Modena: ora il Duomo è una meraviglia a portata di mano

Percorso tattile, con plastico in che permette a non vedenti di scoprire le meraviglie della Cattedrale e Ghirlandina

Modena, percorso tattile: il duomo a portata di mano

MODENA. Finalmente anche per i non vedenti e gli ipovedenti il sito Unesco diventa “a portata di mano”, come recita il bello slogan scelto dal Comune per lanciare l’iniziativa che inaugura domani alle 10,30 al piano terra di palazzo comunale. Ieri il vicesindaco Gianpietro Cavazza e la direttrice dei musei civici Francesca Piccinini hanno infatti illustrato un grande plastico raffigurante Duomo, Ghirlandina e piazza Grande. In questo modo i diversamente abili - cittadini e turisti - potranno percepire con gli altri sensi la straordinarietà del sito romanico entrato vent’anni fa nella lista del patrimonio dell’umanità. In una piccola sala al piano terra, a pochi metri dalla Preda ringadora, chi vuole può toccare appunto ogni più piccolo particolare dei monumenti. Essi sono infatti stati riprodotti attraverso la stampa 3D dall’azienda specializzata Justprint3D di Castellarano e risultano perciò perfetti, riprodotti esattamente in ogni più piccolo particolare in scala 1:100. Nella saletta, al fianco del plastico, restano anche spazi per ospitare la riproduzione in gesso di particolari provenienti dai due monumenti simbolo della città. Questi, però, non sono stampati in 3D perché sarebbe stato troppo costoso realizzarli con questa tecnica, come spiegano i responsabili.
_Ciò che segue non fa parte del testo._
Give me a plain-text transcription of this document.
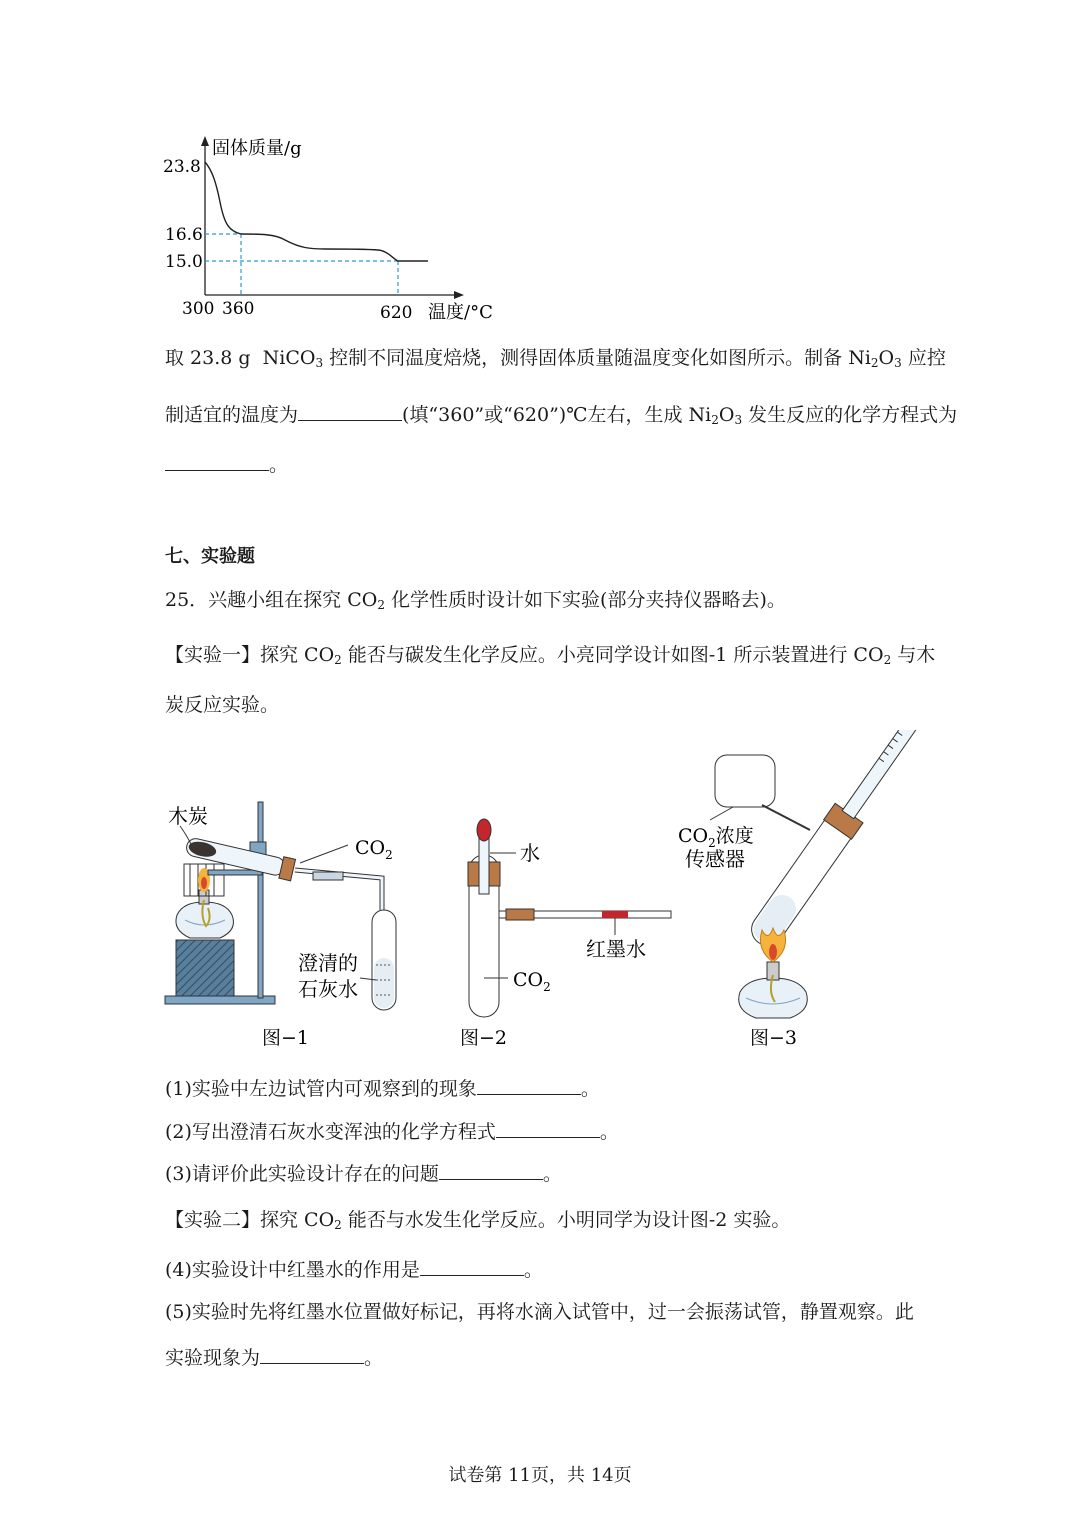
固体质量/g
23.8
16.6
15.0
300 360	620 温度/°C
取 23.8 g NiCO$_3$ 控制不同温度焙烧，测得固体质量随温度变化如图所示。制备 $Ni_2O_3$ 应控
制适宜的温度为	(填“360”或“620”)℃左右，生成 $Ni_2O_3$ 发生反应的化学方程式为
。
七、实验题
25．兴趣小组在探究 $CO_2$ 化学性质时设计如下实验(部分夹持仪器略去)。
【实验一】探究 $CO_2$ 能否与碳发生化学反应。小亮同学设计如图-1 所示装置进行 $CO_2$ 与木
炭反应实验。
木炭
$CO_2$
澄清的
石灰水
图−1
水
红墨水
$CO_2$
图−2
$CO_2$浓度
传感器
图−3
(1)实验中左边试管内可观察到的现象	。
(2)写出澄清石灰水变浑浊的化学方程式	。
(3)请评价此实验设计存在的问题	。
【实验二】探究 $CO_2$ 能否与水发生化学反应。小明同学为设计图-2 实验。
(4)实验设计中红墨水的作用是	。
(5)实验时先将红墨水位置做好标记，再将水滴入试管中，过一会振荡试管，静置观察。此
实验现象为	。
试卷第 11页，共 14页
«Abbiamo realizzato - spiega Carlo Palmieri di Justprint3D - una fresatura di blocchi di polistirolo per dare vita al contesto intorno ai monumenti. Per cattedrale e Ghirlandina i dettagli stampati sono veramente molto sottili , in alcuni casi frazioni di millimetro. Abbiamo stampato, usando materiali importanti, attraverso la stereolitografia, la prima tecnologia di stampa 3D inventata già nel 1986. Questa tecnologia resta la più sofistica e pregiata e utilizza resine liquide, usando un processo di stampa piuttosto semplice, partendo da un file 3D».


Molto felici ovviamente i vertici dell’associazione Unione italiana ciechi Modena, rappresentata dal presidente Ivan Galiotto e dal consigliere Nadia Luppi: «Finalmente anche noi - spiegano - possiamo comprendere con il tatto la bellezza rappresentata da questi prestigiosi monumenti che abbiamo sempre sentito raccontare. Così ci sentiamo sempre più parte della nostra comunità».

Intervengono anche Cavazza, Piccinini e Luana Ponzoni del museo civico: «Abbiamo scelto - spiegano - questo angolo interno al sito Unesco, in modo da rendere fruibile a tutti queste bellezze. Abbiamo appena festeggiato il ventennale e approvato il regolamento che mancava, inoltre come Comune ogni anno destiniamo 5 milioni alle disabilità in ambito scolastico». Anche Unimore - rappresentata dal professor Giacomo Guaraldi - è attenta ai diritti dei 500 studenti diversamente abili.